Plaintiffs introduced evidence showing that an in-cockpit warning device for blade pressure was a necessary component of a helicopter designed for long-range flights and that such a system was available for use in certain other helicopter models. Although there was evidence that the CH-53D model in question was only designed with short range flights in mind, (i.e. flights of less than 5 hours) plaintiffs presented evidence that long range flights were contemplated by virtue of fuel extension tanks and a “hot refueling” technique. Provisions for the use of the fuel extension tanks were included in the specifications. “Hot refueling” was a method by which the helicopter could take on fuel while on the ground without the pilot having to shut off the engines, but precluding an inspection of the BIM gauges even though the aircraft was on the ground.
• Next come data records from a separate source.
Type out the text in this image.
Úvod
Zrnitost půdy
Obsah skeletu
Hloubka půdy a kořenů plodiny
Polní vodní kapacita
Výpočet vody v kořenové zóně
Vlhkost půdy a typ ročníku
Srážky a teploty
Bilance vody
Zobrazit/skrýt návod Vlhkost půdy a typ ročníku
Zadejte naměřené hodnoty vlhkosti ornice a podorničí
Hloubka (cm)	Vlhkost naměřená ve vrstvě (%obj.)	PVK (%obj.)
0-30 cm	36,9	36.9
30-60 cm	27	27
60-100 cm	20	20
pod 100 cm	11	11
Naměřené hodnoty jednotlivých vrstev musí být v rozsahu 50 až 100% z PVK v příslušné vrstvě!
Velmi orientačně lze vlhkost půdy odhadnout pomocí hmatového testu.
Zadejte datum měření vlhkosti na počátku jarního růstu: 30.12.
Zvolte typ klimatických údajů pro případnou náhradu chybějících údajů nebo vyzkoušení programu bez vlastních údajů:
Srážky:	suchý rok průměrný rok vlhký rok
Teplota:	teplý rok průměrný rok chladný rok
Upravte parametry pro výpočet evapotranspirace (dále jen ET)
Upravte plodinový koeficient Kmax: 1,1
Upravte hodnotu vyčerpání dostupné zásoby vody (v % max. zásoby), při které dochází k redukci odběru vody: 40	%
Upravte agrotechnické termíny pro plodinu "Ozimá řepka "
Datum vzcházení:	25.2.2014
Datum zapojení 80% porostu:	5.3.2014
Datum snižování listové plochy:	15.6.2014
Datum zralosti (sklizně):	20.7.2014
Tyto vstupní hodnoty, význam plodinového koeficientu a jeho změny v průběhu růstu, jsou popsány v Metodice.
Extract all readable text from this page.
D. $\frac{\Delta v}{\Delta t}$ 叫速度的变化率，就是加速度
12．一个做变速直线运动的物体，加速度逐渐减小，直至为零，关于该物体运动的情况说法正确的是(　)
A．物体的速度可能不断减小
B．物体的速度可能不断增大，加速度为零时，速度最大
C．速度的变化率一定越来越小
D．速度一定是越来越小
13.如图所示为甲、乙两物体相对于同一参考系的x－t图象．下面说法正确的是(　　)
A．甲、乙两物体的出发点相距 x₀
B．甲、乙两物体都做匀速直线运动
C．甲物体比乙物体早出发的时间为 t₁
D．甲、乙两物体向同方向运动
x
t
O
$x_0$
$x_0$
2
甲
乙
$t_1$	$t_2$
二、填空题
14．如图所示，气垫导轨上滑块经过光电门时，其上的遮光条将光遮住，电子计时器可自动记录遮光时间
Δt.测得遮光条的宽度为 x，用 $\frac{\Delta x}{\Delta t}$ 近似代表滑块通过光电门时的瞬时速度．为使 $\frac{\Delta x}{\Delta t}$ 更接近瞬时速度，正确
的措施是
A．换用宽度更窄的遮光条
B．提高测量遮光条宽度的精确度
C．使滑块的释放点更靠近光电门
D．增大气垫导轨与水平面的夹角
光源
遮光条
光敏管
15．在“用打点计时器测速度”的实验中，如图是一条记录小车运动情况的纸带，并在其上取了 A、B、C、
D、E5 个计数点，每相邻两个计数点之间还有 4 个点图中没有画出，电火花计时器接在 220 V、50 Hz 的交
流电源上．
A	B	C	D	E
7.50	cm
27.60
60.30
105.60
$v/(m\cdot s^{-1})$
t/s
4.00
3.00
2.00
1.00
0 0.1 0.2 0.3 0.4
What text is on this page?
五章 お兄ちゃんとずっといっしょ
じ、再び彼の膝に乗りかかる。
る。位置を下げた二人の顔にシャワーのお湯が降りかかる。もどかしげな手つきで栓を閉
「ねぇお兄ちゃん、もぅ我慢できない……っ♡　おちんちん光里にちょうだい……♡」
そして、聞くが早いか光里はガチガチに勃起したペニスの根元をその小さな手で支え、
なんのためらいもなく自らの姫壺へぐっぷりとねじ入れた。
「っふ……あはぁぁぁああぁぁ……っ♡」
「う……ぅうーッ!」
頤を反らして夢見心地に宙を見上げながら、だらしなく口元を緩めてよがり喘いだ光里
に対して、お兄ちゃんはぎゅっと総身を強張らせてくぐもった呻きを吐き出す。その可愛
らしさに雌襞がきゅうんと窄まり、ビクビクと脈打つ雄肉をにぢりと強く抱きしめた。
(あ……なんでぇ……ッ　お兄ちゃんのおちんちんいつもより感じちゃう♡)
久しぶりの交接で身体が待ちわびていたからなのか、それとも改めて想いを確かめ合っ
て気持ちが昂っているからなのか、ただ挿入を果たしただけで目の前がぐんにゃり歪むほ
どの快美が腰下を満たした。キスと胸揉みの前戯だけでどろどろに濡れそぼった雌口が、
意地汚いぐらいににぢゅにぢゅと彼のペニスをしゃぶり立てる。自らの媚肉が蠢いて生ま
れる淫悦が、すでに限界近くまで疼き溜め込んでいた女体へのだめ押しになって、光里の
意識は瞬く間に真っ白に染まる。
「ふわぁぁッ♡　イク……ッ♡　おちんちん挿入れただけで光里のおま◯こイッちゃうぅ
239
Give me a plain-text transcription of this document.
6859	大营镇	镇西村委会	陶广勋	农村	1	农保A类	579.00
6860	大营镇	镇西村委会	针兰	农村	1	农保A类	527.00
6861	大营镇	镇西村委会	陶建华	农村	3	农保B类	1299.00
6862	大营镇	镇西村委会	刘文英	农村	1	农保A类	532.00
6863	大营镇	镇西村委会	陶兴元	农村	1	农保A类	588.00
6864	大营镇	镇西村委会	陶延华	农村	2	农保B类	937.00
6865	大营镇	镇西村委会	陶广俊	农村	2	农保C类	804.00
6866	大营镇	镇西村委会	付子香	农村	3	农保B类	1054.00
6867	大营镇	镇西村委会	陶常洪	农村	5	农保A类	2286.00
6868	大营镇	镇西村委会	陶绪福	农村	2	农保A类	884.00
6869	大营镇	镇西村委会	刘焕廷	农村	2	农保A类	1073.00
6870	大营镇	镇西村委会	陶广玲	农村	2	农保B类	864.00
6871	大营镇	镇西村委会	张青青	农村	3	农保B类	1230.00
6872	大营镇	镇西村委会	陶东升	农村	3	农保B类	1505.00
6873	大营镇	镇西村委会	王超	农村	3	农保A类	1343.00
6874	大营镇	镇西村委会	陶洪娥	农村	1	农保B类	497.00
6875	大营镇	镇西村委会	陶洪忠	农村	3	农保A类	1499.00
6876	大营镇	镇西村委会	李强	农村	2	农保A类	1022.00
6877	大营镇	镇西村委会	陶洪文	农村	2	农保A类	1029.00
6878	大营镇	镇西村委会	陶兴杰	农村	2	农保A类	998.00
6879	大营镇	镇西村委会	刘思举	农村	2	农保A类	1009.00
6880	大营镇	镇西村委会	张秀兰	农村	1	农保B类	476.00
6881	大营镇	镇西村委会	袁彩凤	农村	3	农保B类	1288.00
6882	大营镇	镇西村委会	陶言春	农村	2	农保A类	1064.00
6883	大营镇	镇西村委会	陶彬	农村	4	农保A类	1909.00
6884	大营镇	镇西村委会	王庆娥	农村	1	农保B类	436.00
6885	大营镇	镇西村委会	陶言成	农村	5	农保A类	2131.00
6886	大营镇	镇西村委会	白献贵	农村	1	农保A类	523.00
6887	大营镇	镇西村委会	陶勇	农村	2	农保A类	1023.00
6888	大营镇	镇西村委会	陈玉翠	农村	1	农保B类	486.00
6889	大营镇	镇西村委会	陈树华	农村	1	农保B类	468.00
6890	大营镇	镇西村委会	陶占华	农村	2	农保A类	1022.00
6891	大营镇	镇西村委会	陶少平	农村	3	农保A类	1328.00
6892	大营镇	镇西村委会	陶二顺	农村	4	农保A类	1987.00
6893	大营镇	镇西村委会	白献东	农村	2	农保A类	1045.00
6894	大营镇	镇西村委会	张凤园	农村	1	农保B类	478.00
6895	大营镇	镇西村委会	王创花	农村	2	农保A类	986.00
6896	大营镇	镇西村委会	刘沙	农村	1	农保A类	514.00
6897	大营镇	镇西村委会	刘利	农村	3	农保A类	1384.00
Defendant countered with evidence: (1) that cockpit BIMs were unreliable and dangerous because a false warning of loss of blade pressure might cause a pilot to bail out or attempt to land his aircraft in rough terrain unnecessarily damaging or destroying it in the process; and (2) that defendant repeatedly recommended installation of cockpit BIMs in the Sea Stallions upon learning that they were being used for long range flights exceeding two hours, but that those recommendations went unheeded by military authorities.